Though over 7 million working-aged women in the United States have gained access to health care since the implementation of the Affordable Care Act (ACA), this may not be a long-lasting effect (The Commonwealth Fund, 2020). The Trump administration has indicated its intent to repeal coverage for maternity care and preexisting conditions, both of which will greatly affect women. The administration put forth a ruling in July 2020 on anti-discriminatory health care, in which the Department of Health and Human Services now only defines “sex discrimination” as applying to a person facing discrimination for the gender they were assigned at birth, not discrimination due to sexuality or sexual orientation (ACA, 2020). This rule is in essence combating one of the protections laid out by Section 1557 of the ACA, which prohibits discrimination based on race, skin color, nationality, sex, age, or disability (ACA, 2020). The administration has further indicated its desire to reverse the 2015 ruling of Obergefell v. Hodges, which legalized gay marriage (Obergefell v. Hodges, 2015). This would impact the legal rights of queer women to make medical decisions for their spouse, to be covered by the same insurance plan, and to utilize family planning options. Even though this administration is no longer in office, these events highlight some of the threats to health care that Americans have the potential to face if legislation is lacking.

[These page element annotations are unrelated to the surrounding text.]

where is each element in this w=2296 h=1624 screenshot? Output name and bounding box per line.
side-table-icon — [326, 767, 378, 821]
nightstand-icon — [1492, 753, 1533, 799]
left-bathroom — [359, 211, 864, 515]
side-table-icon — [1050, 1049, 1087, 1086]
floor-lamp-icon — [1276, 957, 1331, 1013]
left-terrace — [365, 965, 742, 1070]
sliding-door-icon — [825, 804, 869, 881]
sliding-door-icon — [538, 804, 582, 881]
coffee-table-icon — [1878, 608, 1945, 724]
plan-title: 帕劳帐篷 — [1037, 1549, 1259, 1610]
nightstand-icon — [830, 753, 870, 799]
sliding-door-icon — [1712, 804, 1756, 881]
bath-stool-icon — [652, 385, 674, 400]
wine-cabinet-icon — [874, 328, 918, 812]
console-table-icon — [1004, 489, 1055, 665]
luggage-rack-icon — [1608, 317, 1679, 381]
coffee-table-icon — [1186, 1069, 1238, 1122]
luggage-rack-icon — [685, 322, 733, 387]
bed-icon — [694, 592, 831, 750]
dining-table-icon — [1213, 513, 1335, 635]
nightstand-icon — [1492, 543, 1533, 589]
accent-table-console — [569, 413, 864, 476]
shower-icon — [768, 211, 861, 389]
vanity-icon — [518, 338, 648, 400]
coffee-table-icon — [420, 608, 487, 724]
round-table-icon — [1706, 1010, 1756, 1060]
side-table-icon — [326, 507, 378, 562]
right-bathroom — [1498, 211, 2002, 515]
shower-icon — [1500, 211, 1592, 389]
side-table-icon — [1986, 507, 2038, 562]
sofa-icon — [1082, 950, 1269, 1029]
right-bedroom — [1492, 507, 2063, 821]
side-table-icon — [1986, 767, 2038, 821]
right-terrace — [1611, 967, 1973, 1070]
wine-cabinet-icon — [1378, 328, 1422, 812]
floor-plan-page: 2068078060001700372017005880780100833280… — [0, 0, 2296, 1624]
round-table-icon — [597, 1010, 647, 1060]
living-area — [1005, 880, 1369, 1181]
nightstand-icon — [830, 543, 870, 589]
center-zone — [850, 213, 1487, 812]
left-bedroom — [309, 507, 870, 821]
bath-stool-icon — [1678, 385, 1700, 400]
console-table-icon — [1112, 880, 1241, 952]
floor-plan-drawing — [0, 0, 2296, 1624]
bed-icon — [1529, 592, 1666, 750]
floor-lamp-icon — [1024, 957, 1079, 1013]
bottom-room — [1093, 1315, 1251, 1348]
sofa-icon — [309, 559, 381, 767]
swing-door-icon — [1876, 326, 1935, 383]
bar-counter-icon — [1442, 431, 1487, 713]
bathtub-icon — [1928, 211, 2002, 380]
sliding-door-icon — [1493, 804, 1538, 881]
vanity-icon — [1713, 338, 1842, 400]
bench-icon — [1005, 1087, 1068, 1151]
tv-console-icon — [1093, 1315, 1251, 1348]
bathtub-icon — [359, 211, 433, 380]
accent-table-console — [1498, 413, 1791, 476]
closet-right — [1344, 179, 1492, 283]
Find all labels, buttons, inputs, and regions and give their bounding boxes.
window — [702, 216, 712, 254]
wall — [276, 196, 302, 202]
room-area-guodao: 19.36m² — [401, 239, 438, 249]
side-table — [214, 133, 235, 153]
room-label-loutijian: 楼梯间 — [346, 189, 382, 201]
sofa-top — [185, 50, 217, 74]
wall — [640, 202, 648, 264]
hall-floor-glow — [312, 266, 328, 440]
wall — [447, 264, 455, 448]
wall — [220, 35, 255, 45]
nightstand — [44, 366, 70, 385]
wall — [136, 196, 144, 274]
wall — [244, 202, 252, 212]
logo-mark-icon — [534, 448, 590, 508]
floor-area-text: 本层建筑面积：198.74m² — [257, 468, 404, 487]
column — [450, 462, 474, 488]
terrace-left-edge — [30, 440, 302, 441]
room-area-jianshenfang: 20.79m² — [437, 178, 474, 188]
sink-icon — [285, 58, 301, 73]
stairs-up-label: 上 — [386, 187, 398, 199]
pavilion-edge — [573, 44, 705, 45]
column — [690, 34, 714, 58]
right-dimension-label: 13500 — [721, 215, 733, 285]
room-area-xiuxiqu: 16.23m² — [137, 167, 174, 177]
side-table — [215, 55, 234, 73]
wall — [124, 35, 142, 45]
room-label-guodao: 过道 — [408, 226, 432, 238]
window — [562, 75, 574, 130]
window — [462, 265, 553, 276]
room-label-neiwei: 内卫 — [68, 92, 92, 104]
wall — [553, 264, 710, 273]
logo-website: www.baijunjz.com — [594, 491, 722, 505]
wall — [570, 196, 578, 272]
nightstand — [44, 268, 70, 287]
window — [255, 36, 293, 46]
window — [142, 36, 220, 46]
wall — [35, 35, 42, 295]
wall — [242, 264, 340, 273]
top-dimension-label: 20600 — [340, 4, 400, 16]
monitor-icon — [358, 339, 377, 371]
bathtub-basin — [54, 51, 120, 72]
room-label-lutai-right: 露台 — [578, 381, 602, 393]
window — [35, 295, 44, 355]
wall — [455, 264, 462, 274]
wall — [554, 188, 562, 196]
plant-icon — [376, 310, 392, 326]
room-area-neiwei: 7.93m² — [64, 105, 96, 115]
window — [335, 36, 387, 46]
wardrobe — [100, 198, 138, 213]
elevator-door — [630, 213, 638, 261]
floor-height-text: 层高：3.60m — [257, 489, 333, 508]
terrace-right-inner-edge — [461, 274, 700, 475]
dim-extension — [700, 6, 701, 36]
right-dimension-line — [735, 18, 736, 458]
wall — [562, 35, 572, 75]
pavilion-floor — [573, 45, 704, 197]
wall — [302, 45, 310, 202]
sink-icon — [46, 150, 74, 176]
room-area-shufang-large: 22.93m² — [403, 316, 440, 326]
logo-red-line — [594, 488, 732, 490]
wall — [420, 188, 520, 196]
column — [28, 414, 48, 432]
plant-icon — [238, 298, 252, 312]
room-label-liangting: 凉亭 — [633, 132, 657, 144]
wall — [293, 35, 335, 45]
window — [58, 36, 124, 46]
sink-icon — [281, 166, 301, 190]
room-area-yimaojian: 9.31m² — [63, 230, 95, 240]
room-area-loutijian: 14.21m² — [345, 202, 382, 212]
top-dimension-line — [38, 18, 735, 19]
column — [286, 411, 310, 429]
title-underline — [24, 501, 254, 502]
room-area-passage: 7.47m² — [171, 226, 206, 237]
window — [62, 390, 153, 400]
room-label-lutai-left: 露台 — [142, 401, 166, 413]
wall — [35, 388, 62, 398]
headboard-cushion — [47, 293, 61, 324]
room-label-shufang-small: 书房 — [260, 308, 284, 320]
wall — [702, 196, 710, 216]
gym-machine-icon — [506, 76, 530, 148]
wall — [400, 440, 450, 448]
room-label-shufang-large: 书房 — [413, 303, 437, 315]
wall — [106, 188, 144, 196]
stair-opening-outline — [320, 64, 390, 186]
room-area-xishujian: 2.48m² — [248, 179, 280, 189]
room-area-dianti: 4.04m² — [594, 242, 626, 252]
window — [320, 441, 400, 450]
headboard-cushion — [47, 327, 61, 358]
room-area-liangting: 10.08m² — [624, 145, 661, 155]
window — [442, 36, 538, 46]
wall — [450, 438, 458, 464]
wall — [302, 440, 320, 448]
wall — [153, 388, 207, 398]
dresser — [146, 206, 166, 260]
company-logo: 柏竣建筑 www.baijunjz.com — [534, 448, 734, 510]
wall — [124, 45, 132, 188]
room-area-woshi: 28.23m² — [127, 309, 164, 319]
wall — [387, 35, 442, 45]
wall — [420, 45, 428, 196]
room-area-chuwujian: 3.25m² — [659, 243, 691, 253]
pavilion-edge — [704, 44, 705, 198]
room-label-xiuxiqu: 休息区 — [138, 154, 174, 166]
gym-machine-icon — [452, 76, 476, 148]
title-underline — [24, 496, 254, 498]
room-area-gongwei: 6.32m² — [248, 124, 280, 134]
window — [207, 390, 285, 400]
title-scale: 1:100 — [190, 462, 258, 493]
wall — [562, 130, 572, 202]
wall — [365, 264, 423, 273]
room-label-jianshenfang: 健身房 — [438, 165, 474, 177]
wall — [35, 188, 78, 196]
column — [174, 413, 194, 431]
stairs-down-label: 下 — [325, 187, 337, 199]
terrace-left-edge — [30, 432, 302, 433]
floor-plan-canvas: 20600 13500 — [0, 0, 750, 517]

It has clearly been shown that individuals who live with the intersectional positions of woman, queer, and person of color face worse health outcomes, higher rates of mortality, and higher rates of discrimination and prejudice at the hands of health care professionals than men, White individuals, and heterosexual individuals. This is further compounded in queer WOC, whose intersectional identity creates additional barriers between health care professionals and fair treatment. This is complicated by lack of access to affordable care and lack of provider knowledge on patient-specific issues. These factors can potentially be ameliorated by protective legislation and education of health care professionals. The notion that providers should treat a patient to the best of their medical ability applies to all people regardless of sexuality, gender identity, race, or ethnicity. It is quite plainly immoral to provide a patient with anything but the best treatment as a direct effect of one’s own bias, prejudice, or lack of desire to gain knowledge on patient-specific issues, as this inhibits an individual from accessing their basic right to health.